El IPC-LYP de la Fundación Libertad y Progreso cerró el mes de junio en 6,8%. Este resultado marcaría, por segundo mes consecutivo, una desaceleración en la tasa de variación del índice de precios al consumidor.
En tanto que la inflación mensual en alimentos y bebidas que mide LCG, se desaceleró a 5,6%. Esta medición toma especial relevancia porque es la de mayor peso dentro de la conformación del índice. Más de un cuarto del índice de inflación es alimentos y bebidas.
De confirmarse, sería una buena noticia para el Gobierno nacional, especialmente para Sergio Massa, ministro de Economía, que busca suceder a Alberto Fernández en la presidencia de la Nación.
La inflación acumulada en los primeros seis meses del año es de 51,9%, mientras que la interanual asciende a 117,3%, acelerándose con respecto a la variación interanual del mes anterior (114,3%).
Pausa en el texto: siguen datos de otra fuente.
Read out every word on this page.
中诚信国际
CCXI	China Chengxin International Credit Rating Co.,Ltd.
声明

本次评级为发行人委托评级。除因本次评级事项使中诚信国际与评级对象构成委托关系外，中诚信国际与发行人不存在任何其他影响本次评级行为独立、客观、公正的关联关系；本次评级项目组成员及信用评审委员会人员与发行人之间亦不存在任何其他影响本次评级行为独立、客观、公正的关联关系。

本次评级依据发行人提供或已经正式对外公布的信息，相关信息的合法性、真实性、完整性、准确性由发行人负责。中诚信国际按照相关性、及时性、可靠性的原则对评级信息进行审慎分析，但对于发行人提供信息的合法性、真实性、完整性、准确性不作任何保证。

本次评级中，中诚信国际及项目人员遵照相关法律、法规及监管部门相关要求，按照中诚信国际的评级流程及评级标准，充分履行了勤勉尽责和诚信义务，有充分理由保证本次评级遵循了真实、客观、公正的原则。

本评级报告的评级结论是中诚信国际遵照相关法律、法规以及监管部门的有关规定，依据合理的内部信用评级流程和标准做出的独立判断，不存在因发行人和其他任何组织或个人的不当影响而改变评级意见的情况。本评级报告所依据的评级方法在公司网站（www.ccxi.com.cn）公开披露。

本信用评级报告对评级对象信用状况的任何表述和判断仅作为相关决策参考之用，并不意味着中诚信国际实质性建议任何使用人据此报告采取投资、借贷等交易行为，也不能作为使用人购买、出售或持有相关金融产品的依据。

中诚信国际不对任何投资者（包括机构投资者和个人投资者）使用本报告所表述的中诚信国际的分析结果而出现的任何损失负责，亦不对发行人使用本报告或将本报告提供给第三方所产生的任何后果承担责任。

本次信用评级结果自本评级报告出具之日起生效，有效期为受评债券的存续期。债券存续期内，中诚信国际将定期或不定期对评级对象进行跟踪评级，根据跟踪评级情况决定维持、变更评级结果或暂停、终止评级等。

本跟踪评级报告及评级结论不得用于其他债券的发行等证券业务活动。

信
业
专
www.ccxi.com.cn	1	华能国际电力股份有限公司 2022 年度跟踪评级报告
El informe de Libertad y Progreso destaca que el rubro “Alimentos y bebidas no alcohólicas” quedó por debajo del índice general, aumentando 6,2% y sigue una tendencia a la baja. En tanto, LCG registró que en la cuarta semana de junio el Relevamiento de Alimentos y Bebidas marcó un incremento de 0,1% semanal, desacelerando fuerte contra el 2,6% de la semana previa.
De esta manera la inflación promedio mensual también se desaceleró a 5,6% y acumula una baja de 3,3 p.p. respecto al pico registrado a principios de mayo.